The Congress is in no mood to support the controversial land acquisition ordinance but may back the economic reform bill related to Goods and Services Tax (GST).
Speaking to MAIL TODAY, Leader of the Opposition in the Rajya Sabha Ghulam Nabi Azad said: "There will be no compromise on the land bill."
However, sources said the Congress supports the GST Bill in principle as the previous UPA government was also in favour of passing the tax reform legislation, but had objected only to the way the government bypassed procedures while bringing it in the Lok Sabha last week.
Sources said the government managers are weighing the options on the controversial land acquisition ordinance in the wake of Congress vice-president Rahul Gandhi launching a nationwide protest to brand the legislation as anti-farmer.
Even as Rahul mounted his attacks on the government over the land ordinance, Minister of State for Parliamentary Affairs Rajiv Pratap Rudy had told the Lok Sabha last week that the government will bring a bill to replace the land ordinance before the second half of the Budget session ends on May 8.
For the government managers, it is like a replay of the first half of the session when the government was able to pass the legislation in the Lok Sabha, where it enjoy a majority, but could not take it to the Rajya Sabha, where it lacks in strength.

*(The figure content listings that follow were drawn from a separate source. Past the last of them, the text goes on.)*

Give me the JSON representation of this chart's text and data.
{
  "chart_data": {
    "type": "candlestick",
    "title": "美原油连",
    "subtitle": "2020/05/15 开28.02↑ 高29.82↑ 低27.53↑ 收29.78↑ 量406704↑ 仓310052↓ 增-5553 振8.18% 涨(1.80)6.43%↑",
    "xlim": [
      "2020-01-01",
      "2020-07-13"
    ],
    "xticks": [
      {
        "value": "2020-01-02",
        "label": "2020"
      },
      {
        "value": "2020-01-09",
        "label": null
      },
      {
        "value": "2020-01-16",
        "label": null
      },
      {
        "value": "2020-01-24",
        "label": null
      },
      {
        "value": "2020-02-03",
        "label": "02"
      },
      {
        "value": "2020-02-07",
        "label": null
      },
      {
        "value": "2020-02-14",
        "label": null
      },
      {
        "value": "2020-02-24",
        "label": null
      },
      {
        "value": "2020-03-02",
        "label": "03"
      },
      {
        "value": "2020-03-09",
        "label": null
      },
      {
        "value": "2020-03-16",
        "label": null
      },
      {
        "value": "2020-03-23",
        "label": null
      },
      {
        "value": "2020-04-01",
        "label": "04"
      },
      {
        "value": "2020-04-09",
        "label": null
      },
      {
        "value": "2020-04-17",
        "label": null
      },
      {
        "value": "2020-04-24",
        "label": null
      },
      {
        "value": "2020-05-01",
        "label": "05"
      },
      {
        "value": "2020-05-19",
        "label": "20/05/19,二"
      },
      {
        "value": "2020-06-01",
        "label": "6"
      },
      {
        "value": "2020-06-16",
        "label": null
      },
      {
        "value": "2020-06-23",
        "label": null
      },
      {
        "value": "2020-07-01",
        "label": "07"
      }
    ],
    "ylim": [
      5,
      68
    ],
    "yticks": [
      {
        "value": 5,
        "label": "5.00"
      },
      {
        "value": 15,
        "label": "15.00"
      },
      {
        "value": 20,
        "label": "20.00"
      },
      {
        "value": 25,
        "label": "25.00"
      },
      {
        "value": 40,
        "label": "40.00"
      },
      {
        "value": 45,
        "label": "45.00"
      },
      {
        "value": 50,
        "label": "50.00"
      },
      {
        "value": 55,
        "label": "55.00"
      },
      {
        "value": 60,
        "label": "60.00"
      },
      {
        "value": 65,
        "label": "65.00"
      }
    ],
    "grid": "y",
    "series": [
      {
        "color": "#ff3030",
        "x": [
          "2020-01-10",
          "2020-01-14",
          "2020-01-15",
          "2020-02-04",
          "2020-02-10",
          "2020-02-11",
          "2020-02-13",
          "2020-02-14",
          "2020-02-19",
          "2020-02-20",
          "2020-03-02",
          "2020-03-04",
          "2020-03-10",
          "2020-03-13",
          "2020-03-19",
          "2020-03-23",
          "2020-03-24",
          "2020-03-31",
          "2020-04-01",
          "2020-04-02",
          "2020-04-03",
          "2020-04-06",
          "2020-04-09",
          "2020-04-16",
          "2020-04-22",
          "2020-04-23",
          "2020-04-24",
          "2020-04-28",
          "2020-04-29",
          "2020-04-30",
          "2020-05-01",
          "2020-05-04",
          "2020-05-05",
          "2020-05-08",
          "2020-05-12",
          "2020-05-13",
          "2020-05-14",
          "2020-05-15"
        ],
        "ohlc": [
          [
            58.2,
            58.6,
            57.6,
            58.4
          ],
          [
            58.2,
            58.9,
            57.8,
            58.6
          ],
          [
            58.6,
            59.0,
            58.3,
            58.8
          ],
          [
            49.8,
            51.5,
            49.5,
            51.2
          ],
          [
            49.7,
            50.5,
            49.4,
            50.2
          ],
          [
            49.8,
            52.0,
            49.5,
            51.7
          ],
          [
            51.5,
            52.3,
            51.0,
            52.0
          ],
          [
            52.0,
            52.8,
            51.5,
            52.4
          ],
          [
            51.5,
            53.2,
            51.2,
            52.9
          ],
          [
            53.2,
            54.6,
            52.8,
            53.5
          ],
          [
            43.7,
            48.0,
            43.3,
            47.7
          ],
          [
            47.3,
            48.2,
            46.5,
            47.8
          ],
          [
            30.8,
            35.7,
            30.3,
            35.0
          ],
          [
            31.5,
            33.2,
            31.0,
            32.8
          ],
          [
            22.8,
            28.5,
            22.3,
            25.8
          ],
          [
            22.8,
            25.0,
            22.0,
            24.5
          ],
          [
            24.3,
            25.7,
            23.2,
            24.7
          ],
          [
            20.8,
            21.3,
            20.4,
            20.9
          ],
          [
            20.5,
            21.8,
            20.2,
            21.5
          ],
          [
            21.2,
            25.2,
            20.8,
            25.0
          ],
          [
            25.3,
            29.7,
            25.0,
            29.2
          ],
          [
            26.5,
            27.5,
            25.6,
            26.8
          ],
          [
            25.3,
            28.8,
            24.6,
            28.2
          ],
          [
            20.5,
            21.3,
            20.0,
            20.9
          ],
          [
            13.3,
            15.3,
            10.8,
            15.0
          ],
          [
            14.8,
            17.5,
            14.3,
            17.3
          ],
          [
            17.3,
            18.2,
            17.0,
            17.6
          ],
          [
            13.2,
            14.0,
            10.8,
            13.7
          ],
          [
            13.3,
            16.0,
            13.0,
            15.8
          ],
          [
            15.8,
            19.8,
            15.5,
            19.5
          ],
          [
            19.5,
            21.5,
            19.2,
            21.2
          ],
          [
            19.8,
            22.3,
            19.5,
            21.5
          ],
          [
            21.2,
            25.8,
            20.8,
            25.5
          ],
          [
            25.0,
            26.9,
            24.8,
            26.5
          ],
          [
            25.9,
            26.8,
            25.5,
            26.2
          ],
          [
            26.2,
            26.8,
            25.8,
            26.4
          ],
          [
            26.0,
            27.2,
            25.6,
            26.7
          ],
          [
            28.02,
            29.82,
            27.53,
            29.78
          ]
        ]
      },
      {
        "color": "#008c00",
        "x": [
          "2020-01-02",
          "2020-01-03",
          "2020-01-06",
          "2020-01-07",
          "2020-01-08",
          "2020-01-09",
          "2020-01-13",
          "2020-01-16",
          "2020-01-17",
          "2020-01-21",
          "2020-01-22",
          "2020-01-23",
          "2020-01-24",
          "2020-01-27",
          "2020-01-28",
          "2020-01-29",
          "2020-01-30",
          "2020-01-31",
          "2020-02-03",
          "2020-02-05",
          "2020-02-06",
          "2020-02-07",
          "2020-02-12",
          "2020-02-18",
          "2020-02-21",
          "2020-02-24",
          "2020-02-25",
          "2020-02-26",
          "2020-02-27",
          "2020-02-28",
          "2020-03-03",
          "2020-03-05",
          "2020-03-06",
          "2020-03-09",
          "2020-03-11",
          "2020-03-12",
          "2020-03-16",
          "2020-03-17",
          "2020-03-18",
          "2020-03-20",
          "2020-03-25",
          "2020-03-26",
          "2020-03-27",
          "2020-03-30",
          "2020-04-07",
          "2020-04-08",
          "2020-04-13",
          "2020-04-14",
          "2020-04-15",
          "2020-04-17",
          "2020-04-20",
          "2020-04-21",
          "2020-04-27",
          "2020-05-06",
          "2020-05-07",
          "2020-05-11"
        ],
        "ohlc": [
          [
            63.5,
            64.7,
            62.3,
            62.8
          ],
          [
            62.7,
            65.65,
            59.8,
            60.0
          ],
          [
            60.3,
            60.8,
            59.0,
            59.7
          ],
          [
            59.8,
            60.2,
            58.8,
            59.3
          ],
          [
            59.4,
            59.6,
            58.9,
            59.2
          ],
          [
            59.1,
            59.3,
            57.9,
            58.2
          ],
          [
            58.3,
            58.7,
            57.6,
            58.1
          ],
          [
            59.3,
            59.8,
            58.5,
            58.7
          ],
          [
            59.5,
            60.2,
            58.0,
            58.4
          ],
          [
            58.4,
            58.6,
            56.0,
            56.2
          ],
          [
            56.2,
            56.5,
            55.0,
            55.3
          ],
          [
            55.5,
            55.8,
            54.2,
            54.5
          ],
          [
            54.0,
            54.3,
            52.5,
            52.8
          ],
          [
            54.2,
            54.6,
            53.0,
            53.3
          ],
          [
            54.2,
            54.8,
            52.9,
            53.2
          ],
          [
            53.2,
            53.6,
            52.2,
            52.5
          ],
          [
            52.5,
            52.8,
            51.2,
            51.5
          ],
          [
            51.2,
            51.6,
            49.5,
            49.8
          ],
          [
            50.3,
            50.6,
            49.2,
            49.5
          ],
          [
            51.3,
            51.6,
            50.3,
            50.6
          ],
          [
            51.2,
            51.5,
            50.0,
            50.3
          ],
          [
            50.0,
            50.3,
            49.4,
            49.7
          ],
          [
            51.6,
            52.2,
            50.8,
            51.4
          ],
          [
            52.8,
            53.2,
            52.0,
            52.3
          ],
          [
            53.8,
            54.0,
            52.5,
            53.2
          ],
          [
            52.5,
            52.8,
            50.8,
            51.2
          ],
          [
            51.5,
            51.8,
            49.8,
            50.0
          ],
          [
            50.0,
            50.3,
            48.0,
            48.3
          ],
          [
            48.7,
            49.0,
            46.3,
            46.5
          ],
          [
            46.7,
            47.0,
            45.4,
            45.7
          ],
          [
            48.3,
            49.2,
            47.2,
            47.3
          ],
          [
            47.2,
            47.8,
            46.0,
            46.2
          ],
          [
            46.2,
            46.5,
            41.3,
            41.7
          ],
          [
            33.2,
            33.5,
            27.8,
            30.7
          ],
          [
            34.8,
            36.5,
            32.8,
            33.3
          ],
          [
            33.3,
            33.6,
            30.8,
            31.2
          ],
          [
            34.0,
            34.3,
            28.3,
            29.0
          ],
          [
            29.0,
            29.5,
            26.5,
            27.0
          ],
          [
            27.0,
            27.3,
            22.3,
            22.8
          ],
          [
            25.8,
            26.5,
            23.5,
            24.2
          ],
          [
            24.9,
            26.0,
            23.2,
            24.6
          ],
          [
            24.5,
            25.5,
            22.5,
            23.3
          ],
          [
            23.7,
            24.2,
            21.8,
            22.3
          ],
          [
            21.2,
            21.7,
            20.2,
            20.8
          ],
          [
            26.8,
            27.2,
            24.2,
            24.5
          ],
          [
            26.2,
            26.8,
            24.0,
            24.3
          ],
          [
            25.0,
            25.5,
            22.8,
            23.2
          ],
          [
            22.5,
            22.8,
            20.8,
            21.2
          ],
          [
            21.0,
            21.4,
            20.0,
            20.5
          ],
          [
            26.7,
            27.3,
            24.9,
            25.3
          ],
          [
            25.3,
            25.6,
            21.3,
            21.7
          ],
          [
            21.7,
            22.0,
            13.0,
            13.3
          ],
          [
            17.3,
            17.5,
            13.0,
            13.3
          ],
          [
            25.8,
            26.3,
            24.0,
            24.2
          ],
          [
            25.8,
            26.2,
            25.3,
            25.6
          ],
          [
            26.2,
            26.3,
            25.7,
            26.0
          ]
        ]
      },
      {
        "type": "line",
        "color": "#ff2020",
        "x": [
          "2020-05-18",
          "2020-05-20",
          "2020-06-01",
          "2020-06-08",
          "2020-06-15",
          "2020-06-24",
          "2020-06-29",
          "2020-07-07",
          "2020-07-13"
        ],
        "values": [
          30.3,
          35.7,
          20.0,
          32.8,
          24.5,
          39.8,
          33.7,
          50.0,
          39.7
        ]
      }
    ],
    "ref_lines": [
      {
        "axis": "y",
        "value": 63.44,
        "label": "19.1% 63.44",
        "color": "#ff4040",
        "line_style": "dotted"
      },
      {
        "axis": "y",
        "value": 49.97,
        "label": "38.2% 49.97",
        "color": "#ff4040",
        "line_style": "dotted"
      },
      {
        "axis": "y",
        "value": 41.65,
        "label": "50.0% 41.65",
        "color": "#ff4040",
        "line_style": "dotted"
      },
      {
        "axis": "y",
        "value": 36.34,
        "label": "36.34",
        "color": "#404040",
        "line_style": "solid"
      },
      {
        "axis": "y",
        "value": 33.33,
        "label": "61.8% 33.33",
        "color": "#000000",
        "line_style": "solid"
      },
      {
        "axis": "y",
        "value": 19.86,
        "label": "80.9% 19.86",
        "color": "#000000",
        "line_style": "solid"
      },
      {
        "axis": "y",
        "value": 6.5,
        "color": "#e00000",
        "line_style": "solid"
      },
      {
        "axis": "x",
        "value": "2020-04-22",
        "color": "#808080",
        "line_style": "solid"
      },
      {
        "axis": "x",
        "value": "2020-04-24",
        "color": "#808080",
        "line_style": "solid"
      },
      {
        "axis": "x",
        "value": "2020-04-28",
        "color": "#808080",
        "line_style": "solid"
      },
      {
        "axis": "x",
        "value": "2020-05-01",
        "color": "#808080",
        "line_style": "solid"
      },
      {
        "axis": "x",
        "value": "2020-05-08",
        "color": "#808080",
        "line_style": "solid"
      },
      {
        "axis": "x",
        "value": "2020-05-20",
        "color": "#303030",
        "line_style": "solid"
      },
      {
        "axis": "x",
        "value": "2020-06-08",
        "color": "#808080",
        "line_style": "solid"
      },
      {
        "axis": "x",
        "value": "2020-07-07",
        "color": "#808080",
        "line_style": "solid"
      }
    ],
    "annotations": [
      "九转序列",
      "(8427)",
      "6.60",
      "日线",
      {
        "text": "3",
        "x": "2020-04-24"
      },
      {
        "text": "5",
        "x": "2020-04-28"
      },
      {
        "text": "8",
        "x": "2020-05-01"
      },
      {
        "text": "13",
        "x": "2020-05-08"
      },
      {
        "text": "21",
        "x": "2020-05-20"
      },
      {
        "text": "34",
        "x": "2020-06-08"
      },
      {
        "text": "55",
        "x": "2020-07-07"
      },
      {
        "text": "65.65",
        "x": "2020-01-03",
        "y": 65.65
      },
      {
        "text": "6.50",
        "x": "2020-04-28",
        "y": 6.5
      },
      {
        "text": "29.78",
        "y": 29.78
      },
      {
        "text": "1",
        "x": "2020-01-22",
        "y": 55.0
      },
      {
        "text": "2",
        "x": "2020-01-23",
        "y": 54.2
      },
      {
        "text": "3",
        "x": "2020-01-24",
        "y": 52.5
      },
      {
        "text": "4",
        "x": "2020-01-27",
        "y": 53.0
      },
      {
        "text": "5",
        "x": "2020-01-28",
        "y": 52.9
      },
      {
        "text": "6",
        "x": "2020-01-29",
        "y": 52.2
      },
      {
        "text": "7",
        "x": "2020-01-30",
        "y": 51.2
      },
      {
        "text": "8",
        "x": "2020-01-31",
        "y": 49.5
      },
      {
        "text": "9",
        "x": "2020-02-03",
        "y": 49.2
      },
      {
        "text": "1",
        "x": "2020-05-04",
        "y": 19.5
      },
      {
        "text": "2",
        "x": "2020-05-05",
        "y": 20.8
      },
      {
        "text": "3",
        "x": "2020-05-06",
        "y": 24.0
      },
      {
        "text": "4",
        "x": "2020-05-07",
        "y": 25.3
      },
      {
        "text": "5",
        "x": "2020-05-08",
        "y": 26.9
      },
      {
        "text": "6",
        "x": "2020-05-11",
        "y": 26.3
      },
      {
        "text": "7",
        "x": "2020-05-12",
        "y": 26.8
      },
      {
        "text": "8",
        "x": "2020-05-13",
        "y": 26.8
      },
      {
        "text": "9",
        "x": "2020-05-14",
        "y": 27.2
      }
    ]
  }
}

The situation has not altered since then.
Sources said the only option for the government to pass the legislation is through a joint sitting of both the houses of Parliament. But for that, the Bill has to be passed in one house and rejected in the other.
"It is for the parliament to decide," Parliamentary Affairs Minister M. Venkaiah Naidu said when asked if a joint sitting was on the government's mind.
Sources said the Opposition doesn't want the land ordinance to get rejected in the upper house and would rather prefer to keep it in abeyance.
The government is aware that besides the Congress, parties like the Left, TMC, NCP and even NDA ally Shiv Sena have reservations on the land ordinance.
"There is a lot of reflection within the government on the land bill," said CPI-M leader Sitaram Yechury.
Amid reports of wide spread rural distress due crop damaged by unseasonal rains and poor compensation by the respective state governments, the government may have to rethink its strategy on the issue, said the sources.